WALL-E's not that different from you and me. Except he's a trash compacting robot stuck on a barren earth overrun by junk — and his pal is a seemingly indestructible cockroach. Over 700 years since humans left the devastated planet, he's the only remaining "Waste Allocation Load Lifter Earth-class" machine left behind to tidy up the place. But while he may be blissfully unaware of his job's futility — taking great delight in salvaging curios like iPods and Rubik's cubes from the trash — the little rust-bucket is fully aware of his own loneliness. Cockroaches aren't the best conversationalists, and WALL-E longs to experience the joy and companionship he sees every night in his battered video copy of 'Hello Dolly'.

With the sudden arrival of a search robot named EVE (think Angelina Jolie as a sleek metal capsule), his wish comes true — even as his camera eyes can't quite believe the new world he's suddenly exposed to.

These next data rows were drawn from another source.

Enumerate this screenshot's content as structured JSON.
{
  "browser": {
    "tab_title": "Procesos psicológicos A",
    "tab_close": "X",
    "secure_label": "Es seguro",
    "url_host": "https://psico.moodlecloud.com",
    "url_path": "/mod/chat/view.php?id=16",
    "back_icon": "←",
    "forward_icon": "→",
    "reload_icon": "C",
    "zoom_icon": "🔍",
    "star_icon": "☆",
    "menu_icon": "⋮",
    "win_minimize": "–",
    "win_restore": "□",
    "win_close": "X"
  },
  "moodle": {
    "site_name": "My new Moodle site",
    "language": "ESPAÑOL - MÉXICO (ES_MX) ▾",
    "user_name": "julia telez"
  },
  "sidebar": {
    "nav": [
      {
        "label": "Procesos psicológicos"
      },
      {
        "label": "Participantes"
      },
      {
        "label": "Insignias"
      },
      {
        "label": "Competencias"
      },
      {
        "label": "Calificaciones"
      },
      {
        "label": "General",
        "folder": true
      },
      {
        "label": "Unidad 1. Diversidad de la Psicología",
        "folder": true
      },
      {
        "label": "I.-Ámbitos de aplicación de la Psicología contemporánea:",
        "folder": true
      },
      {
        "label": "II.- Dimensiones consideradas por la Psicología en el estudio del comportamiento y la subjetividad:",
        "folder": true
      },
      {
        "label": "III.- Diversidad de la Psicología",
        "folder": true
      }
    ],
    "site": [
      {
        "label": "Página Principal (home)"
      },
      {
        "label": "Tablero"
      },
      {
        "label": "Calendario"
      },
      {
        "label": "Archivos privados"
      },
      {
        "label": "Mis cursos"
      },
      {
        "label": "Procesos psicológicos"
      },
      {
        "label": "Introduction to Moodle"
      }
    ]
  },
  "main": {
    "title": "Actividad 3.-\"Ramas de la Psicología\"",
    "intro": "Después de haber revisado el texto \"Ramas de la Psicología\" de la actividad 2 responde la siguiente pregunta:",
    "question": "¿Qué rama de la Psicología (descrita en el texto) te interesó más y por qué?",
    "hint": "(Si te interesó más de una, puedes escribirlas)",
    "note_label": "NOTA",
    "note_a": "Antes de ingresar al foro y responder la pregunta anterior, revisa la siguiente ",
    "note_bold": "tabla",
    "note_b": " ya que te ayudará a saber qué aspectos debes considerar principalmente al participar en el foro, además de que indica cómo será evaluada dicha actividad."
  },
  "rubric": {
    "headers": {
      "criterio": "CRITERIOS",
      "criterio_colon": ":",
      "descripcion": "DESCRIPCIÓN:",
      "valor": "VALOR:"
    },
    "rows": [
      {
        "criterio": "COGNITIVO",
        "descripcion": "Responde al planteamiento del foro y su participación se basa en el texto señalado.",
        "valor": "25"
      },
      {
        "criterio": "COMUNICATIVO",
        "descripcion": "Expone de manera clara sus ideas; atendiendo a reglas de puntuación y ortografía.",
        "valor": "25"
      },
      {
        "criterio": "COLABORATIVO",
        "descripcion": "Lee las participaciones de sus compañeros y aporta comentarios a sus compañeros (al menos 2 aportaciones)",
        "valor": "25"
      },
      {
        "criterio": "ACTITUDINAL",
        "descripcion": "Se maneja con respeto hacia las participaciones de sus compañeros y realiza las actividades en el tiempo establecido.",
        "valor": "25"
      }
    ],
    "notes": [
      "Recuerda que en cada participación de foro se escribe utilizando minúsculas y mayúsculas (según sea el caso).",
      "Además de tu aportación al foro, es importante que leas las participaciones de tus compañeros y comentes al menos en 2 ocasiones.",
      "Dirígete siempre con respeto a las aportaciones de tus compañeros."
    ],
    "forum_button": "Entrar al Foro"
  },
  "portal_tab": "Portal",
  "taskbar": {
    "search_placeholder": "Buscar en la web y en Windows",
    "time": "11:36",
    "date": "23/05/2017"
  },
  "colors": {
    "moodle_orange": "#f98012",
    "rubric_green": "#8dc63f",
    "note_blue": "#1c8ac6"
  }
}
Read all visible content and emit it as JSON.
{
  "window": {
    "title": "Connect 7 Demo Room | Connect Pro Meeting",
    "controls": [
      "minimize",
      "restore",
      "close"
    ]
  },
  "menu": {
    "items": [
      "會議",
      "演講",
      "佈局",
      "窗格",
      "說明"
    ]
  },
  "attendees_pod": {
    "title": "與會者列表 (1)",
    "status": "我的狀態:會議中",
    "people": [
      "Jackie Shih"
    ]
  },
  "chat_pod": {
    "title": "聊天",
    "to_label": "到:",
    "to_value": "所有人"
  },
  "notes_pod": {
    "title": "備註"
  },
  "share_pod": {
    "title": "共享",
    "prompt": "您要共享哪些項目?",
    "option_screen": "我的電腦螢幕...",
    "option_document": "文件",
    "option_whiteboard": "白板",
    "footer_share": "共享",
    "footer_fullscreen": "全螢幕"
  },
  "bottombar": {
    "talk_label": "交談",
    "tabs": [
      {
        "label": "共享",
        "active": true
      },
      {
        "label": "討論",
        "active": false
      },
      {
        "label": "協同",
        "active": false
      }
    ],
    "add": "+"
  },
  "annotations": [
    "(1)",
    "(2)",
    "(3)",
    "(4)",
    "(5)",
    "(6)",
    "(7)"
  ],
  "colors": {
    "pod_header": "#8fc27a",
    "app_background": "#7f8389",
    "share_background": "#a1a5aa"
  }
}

Pixar's latest masterpiece will have much the same effect on you. A landmark of computer animation, it's yet another technological leap forward for the pioneering studio. Boasting images that are almost photo-real, the attention to detail is quite simply astounding — a weightless space encounter must rank as the most spellbinding bit of animation since Disney's 'Fantasia'.

And yet the real triumph is the storytelling. Previously the studio has made us feel for toys, fish, cars, and even rats, but 'WALL-E' makes you fall in love with a metal block that barely speaks. Bravely limiting the opening 30 minutes of dialogue to little more than computerised bleeps and bloops, writer-director Andrew Stanton creates a fantasy so unique and a title character so charming, you feel like a six-year-old watching 'ET' for the first time.

Certainly, as with his 'Finding Nemo', Stanton's script — which touches on consumer culture, bureaucracy, and our technology obsession but lingers on the value of relationships — occasionally wears thin. It's barely noticeable though, thanks to the fine nuances given to even the supporting characters — and the remarkable charm of the title character.

WALL-E may not know karate, but he sure as hell kicks that chubby panda's ass.